A MAN’S MAN—A story of desire under the Elevated, in which the husband wants to be an Elk and the wife a movie actress—both failing ignominiously.

THE GREEN HAT—Michael Arlen’s ingenious artificialities recaptured in a play chiefly important for the performance of Katharine Cornell.

THEY KNEW WHAT THEY WANTED—Pauline Lord still showing how a waitress may marry an old farmer from loneliness and run into a lot of trouble.

LESS SERIOUS

THE BUTTER AND EGG MAN—A satirical tale of the Theatre, heavily buttered with brilliant lines and deftly egged on by the skill of Gregory Kelly.

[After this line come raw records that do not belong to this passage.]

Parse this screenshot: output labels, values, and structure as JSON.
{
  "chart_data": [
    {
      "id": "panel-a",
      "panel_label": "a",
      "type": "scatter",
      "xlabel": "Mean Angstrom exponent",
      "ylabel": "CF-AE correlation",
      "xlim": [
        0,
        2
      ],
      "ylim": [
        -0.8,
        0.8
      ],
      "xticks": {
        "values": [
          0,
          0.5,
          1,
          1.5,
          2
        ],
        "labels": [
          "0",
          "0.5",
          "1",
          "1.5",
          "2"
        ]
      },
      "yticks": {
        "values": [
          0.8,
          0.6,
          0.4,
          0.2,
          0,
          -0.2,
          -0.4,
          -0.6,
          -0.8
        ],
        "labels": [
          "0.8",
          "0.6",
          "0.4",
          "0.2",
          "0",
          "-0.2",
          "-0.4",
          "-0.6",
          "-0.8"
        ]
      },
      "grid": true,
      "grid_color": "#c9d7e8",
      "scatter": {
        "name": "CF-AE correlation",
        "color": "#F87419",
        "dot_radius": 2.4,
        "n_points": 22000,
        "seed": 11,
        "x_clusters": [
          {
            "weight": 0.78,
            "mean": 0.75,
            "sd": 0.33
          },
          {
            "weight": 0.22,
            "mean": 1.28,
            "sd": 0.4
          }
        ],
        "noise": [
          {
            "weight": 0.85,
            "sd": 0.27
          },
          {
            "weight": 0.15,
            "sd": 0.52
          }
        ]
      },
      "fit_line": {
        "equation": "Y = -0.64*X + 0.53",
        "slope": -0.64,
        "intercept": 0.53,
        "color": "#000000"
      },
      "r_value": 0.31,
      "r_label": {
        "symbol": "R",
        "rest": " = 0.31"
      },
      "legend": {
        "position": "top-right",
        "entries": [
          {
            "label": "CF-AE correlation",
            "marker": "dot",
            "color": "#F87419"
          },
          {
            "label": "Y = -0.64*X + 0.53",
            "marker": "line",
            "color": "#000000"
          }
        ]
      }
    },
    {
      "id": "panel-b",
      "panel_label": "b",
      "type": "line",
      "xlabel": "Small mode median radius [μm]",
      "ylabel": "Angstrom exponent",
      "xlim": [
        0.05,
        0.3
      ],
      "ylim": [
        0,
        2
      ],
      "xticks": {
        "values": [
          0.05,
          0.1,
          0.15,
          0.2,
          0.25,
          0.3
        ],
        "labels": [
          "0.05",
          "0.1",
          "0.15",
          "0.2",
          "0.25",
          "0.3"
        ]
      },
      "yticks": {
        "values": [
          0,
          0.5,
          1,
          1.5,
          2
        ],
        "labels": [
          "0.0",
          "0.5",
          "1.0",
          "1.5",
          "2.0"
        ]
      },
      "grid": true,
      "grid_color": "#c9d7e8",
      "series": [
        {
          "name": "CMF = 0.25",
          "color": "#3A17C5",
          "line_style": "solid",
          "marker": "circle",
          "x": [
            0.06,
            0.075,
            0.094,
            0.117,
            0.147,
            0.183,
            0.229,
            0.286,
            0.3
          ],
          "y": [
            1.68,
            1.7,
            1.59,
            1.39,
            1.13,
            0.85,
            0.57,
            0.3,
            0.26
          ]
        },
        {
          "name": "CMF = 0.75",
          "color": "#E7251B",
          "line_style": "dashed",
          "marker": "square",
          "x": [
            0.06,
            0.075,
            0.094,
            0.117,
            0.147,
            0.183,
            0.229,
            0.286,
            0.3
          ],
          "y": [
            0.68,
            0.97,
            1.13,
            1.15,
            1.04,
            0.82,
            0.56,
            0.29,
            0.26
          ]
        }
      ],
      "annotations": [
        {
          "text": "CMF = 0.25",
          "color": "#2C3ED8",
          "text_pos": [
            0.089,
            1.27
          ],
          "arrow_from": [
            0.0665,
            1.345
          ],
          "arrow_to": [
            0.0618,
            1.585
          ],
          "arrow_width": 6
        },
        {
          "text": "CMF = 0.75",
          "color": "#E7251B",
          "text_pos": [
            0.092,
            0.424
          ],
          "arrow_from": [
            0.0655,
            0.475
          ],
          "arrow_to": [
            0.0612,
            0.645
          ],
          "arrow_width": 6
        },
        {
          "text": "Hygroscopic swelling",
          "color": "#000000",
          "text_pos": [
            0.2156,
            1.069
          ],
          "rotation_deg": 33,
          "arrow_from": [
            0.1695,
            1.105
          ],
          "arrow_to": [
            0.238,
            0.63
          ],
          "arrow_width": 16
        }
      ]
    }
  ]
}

ARMS AND THE MAN—Alfred Lunt and Lynn Fontanne opening the Theatre Guild’s Shaw season with the early anti-war “comedy.

THE VORTEX—London society at decadent, amusing and finally fearfully moving moments. Noel Coward, actor and author.

CRADLE SNATCHERS—A shifty slice of frank indelicacy concerning three middle-aged women and three boys, which the masses are crazy to enjoy.

IS ZAT So?—Blunt and caustic argot of the prize ring injected into the seemly quietude of a Fifth Avenue home.

THE POOR NUT—College capers of unauthentic but generously amusing cut.

MUSICAL Song and dance and damsels are most divertingly combined in the following: Sunny, Louie the 14th, Big Boy, Artists and Models, The Vagabond King, The Student Prince, Rose-Marie, Tip-Toes, The Vanities, No, No, Nanette.